For the first time, Sidney looked guarded. “Shit man, that’s a whole ’nother level.”
“Forget I asked.” Callie opened the plastic bag and shook the pure white powder onto the mirror. “How long did you two know each other before you got married?”
“Uh … I think it was two years ago?” Sidney was watching the coke with a hungry eye. Maybe her life was already on the downslope after all. “He’s got this jag-off friend, Reggie. He’d come into the dealership like he owned the place. He was always hitting on me but come on.”
Callie knew what she meant. Sidney wasn’t going to waste her beauty and youth on a man who couldn’t afford it.
“And then Andrew came up to me one day and we started talking, and I was like, what a surprise this guy’s not a total douche. Which, considering Reggie, was like a fucking miracle.”
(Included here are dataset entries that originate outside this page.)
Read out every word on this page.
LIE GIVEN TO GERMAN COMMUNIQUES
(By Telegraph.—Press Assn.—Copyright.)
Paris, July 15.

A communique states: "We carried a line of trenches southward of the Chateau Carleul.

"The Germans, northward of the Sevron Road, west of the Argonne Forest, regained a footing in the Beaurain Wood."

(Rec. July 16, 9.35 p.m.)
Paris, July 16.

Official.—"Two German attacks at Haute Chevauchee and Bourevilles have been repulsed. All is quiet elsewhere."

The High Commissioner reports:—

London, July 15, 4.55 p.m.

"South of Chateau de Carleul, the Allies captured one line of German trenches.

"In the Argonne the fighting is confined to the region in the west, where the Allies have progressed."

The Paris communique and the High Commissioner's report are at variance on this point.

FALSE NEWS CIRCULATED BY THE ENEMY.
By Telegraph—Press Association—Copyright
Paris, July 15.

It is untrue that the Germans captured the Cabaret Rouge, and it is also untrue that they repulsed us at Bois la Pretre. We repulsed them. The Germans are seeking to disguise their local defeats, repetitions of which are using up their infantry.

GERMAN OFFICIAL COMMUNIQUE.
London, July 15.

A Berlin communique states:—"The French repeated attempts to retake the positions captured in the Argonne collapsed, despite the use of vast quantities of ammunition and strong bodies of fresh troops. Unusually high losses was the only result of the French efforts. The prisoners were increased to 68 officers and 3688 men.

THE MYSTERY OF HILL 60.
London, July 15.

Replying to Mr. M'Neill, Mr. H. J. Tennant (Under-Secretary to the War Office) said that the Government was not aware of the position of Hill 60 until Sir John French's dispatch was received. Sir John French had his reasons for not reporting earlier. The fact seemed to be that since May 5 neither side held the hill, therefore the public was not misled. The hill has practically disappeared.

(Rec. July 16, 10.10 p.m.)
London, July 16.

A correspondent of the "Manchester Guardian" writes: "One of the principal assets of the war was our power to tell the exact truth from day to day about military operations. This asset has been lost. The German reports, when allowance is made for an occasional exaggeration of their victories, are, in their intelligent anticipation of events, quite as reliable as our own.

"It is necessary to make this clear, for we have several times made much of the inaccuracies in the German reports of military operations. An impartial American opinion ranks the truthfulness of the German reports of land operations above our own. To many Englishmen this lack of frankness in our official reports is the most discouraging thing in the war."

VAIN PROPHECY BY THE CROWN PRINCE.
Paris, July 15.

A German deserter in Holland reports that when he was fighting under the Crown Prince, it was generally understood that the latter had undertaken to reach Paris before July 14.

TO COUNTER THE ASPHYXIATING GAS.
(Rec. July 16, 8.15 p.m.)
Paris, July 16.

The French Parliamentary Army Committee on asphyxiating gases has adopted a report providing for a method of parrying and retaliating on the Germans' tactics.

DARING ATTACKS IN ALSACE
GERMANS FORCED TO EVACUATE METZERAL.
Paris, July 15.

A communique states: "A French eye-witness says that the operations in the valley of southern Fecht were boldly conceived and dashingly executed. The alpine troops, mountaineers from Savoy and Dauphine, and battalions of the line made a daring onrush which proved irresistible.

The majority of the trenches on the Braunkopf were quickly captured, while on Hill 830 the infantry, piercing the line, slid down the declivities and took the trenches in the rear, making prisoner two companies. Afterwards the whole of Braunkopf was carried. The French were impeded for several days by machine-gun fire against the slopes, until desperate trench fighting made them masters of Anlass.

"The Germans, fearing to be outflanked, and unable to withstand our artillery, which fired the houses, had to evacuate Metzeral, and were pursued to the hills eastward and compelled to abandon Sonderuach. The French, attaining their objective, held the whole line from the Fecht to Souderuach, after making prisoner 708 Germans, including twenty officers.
Callie made a show of chopping the blade through the white powder. She listened as Sidney droned on about Reggie—how he was always leering at her, how he was basically Andrew’s lapdog, but her eyes stayed on the razor blade the same hungry way Sidney’s were.
If a scientist had been tasked with developing a drug that would make people waste all of their money, cocaine was what they would’ve come up with. The high lasted about fifteen to twenty minutes, and you could spend the rest of your miserable life chasing that first rush because it was never going to be better than the first big, beautiful hit. The joke was that two people could do a trailer load of coke between them and, when they were done, they’d both agree that all it would take was one more trailer load to get them high.
Which was why Callie had laced the coke with fentanyl.
She cut out four lines, asking Sidney, “So, how’d he ask you out?”
“He caught me reading one of my psych books for school, and we started talking, and, unlike ninety-nine percent of the fucking mansplainers who try to educate me about what I’ve been studying for, like, six years, he actually knew what he was talking about.” The woman’s gaze had not left Callie’s hand, but now, she pulled herself away. More cabinets were opened. A small marble cutting board came out. She found a ceramic bowl for the limes. “Then he started flirting with me, keeping me from answering the phones, and I was, like, Dude, you’re going to get me fired. And he was like, Dude, I’m going to fire you if you don’t go out with me.”
Callie gathered that was the official definition of workplace harassment, but she said, “I like a man who knows what he wants.”
Sidney opened another drawer. “You like that in a woman, too?”
Callie’s mouth opened to answer, but then she saw what Sidney took out of the drawer.
The razor blade slipped through Callie’s fingers, screeching across the small mirror.
Cracked wooden handle. Serrated blade bent three different ways. The steak knife looked like something Linda had bought at the grocery store. Callie had used it to cut Andrew’s hot dog into pieces. Then she had used it to slice open Buddy’s leg.
“Max?” Sidney asked.
Callie searched for her voice. The sound of her own heartbeat was overwhelming, drowning out the soft music, muffling Sidney’s deep voice. “That—that’s a pretty cheap wedding gift.”
Sidney looked at the knife. “Yeah, Andy gets pissed off when I use it, like he couldn’t go out and buy fifty more. He stole it from his babysitter or something. I don’t know the story. He’s so weird about it.”
Callie watched the blade cut through one of the limes. Her lungs felt shaky. “He’s got a babysitter fetish?”
“Girl,” Sidney said. “He’s got an everything fetish.”
Callie felt a pinch of pain in her thumb. The razor had shaved off a thin layer of skin. Blood trickled down her wrist. She had come here with a plan, but the sight of the knife had taken her back to the Waleskis’ kitchen.